At GSU, she was more than just a number
Graduate Profile: TaShea’ Moore
TaShea’ Moore is passionate about physical therapy and wanted to go to a school with an excellent reputation. That’s what attracted her to Governors State University (GSU) – and a number of other schools.
But what convinced her to enroll in 2019 was the diversity.
“I interviewed for a lot of schools, but everything I attended at GSU, including Open House, made me feel like people were talking to me as a person, and I was not just candidate number 50.”
Now that Moore has earned her Doctor of Physical Therapy, she reflects on her experience at GSU.
After graduating from Monmouth College in 2017 with a degree in biopsychology – a hybrid of double biology and psychology – she had plans to go to physical therapy (PT) school.
However, she pivoted to marriage and motherhood, instead.
In 2019, Moore enrolled at GSU, however her passion for PT has its roots as far back as high school. In her junior year, Moore injured her hamstring while on the track team. This led to PT for eight weeks and rehab.
“I had a great therapist who listened to me and slowed me down so I could fully recover.
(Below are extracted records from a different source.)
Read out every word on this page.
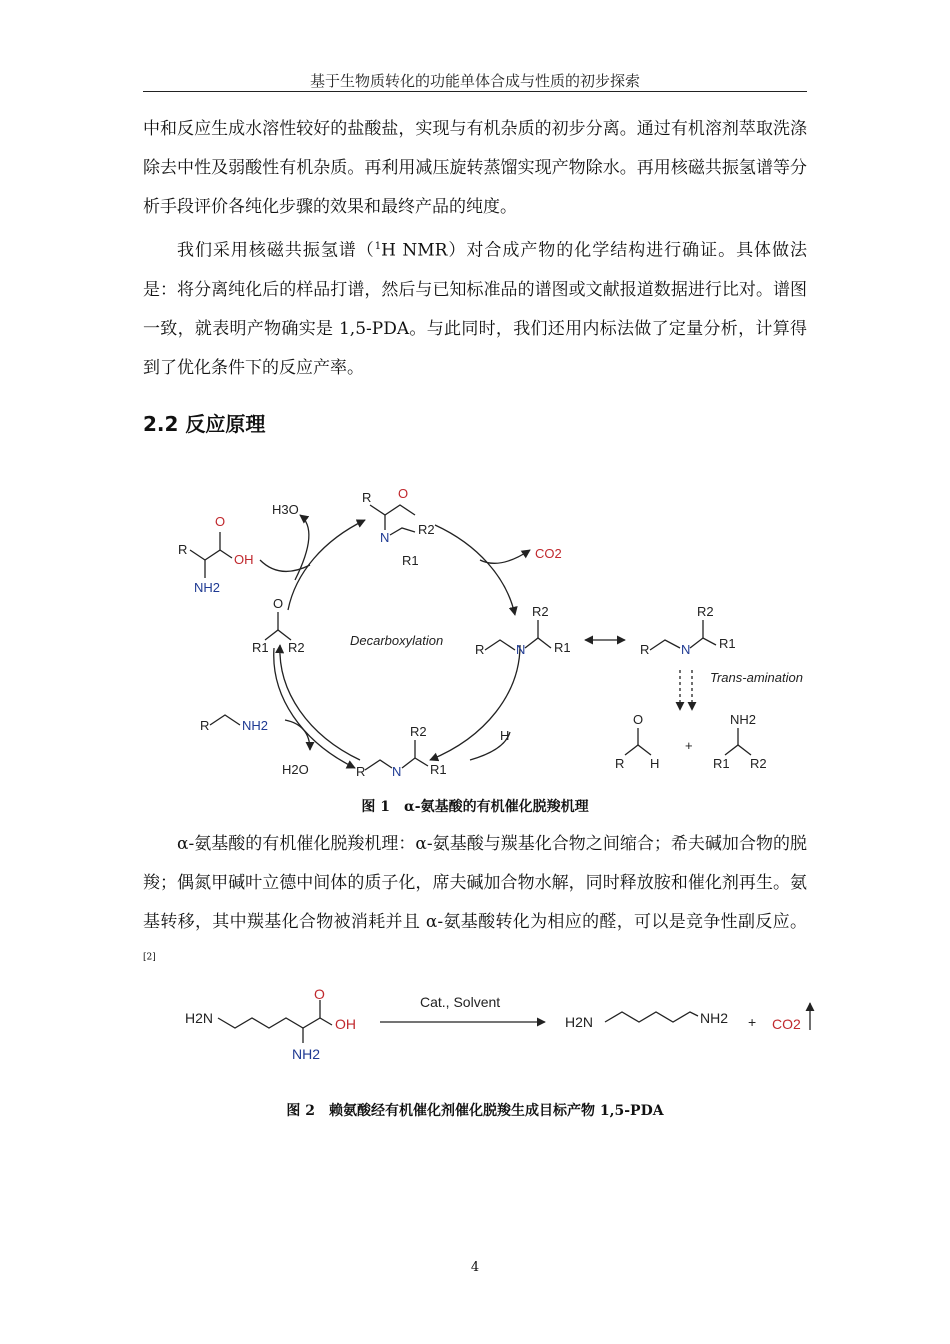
基于生物质转化的功能单体合成与性质的初步探索

中和反应生成水溶性较好的盐酸盐，实现与有机杂质的初步分离。通过有机溶剂萃取洗涤除去中性及弱酸性有机杂质。再利用减压旋转蒸馏实现产物除水。再用核磁共振氢谱等分析手段评价各纯化步骤的效果和最终产品的纯度。

我们采用核磁共振氢谱（$^1$H NMR）对合成产物的化学结构进行确证。具体做法是：将分离纯化后的样品打谱，然后与已知标准品的谱图或文献报道数据进行比对。谱图一致，就表明产物确实是 1,5-PDA。与此同时，我们还用内标法做了定量分析，计算得到了优化条件下的反应产率。

2.2 反应原理
R
O
OH
NH2
H3O
R O
N
R2
R1	CO2
Decarboxylation
R1 R2
O
R N
R2
R1	R N
R2
R1
Trans-amination
R	NH2
H2O
H
R N
R2
R1
O
R H
+
NH2
R1 R2
图 1　α-氨基酸的有机催化脱羧机理

α-氨基酸的有机催化脱羧机理：α-氨基酸与羰基化合物之间缩合；希夫碱加合物的脱羧；偶氮甲碱叶立德中间体的质子化，席夫碱加合物水解，同时释放胺和催化剂再生。氨基转移，其中羰基化合物被消耗并且 α-氨基酸转化为相应的醛，可以是竞争性副反应。[2]

H2N
O
OH
NH2
Cat., Solvent
H2N	NH2 + CO2
图 2　赖氨酸经有机催化剂催化脱羧生成目标产物 1,5-PDA
4
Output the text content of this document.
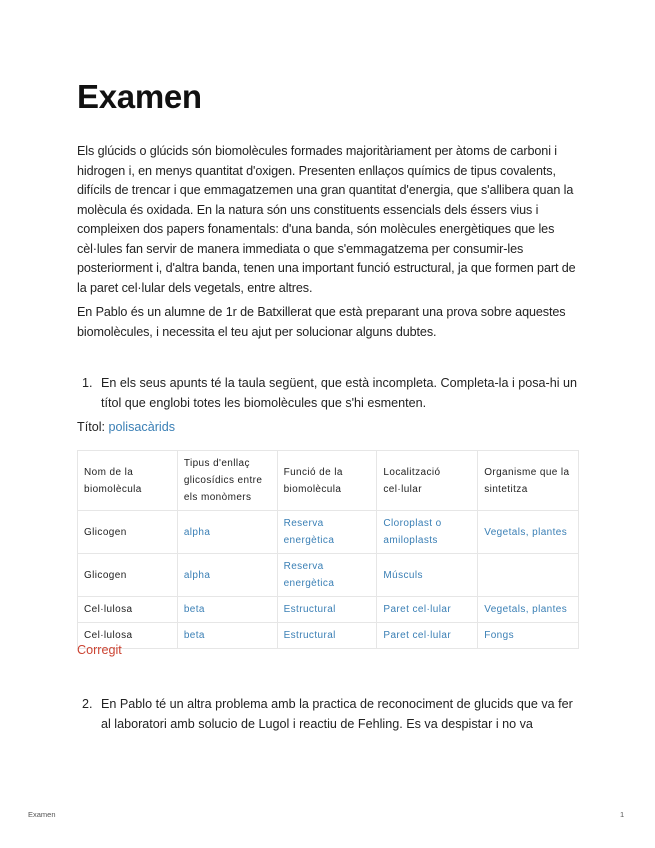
Examen

Els glúcids o glúcids són biomolècules formades majoritàriament per àtoms de carboni i hidrogen i, en menys quantitat d'oxigen. Presenten enllaços químics de tipus covalents, difícils de trencar i que emmagatzemen una gran quantitat d'energia, que s'allibera quan la molècula és oxidada. En la natura són uns constituents essencials dels éssers vius i compleixen dos papers fonamentals: d'una banda, són molècules energètiques que les cèl·lules fan servir de manera immediata o que s'emmagatzema per consumir-les posteriorment i, d'altra banda, tenen una important funció estructural, ja que formen part de la paret cel·lular dels vegetals, entre altres.

En Pablo és un alumne de 1r de Batxillerat que està preparant una prova sobre aquestes biomolècules, i necessita el teu ajut per solucionar alguns dubtes.

1. En els seus apunts té la taula següent, que està incompleta. Completa-la i posa-hi un títol que englobi totes les biomolècules que s'hi esmenten.
Títol: polisacàrids
Nom de la biomolècula	Tipus d'enllaç glicosídics entre els monòmers	Funció de la biomolècula	Localització cel·lular	Organisme que la sintetitza
Glicogen	alpha	Reserva energètica	Cloroplast o amiloplasts	Vegetals, plantes
Glicogen	alpha	Reserva energètica	Músculs	
Cel·lulosa	beta	Estructural	Paret cel·lular	Vegetals, plantes
Cel·lulosa	beta	Estructural	Paret cel·lular	Fongs
Corregit
2. En Pablo té un altra problema amb la practica de reconociment de glucids que va fer al laboratori amb solucio de Lugol i reactiu de Fehling. Es va despistar i no va
Examen	1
He made my experience great, and I fell in love with the journey.’’
While at GSU, Moore discovered a fairly new focus of physical therapy – pelvic floor muscles which are located between the tailbone and the pubic bone and support the bowel and bladder. In women, they also support the uterus and vagina.
She discovered the therapy after giving birth to her son. “I’ve always been athletic so muscle tone has always been there. After having my son, all the muscle tone was gone, and my core was not right.”
When she was researching how to re-train her core, she remembered her classes at GSU.
“I learned about all those core muscles in PT school and the pelvic floor function.”
In addition to a solid academic base, GSU gave Moore opportunities to lead. She served with the student PT association and as a grad assistant in the PT department.
Now, she looks forward to working with patients and future PTs, and representing the profession in underrepresented communities.
“I want to continue advocating for people who look like me to consider this field,” Moore said.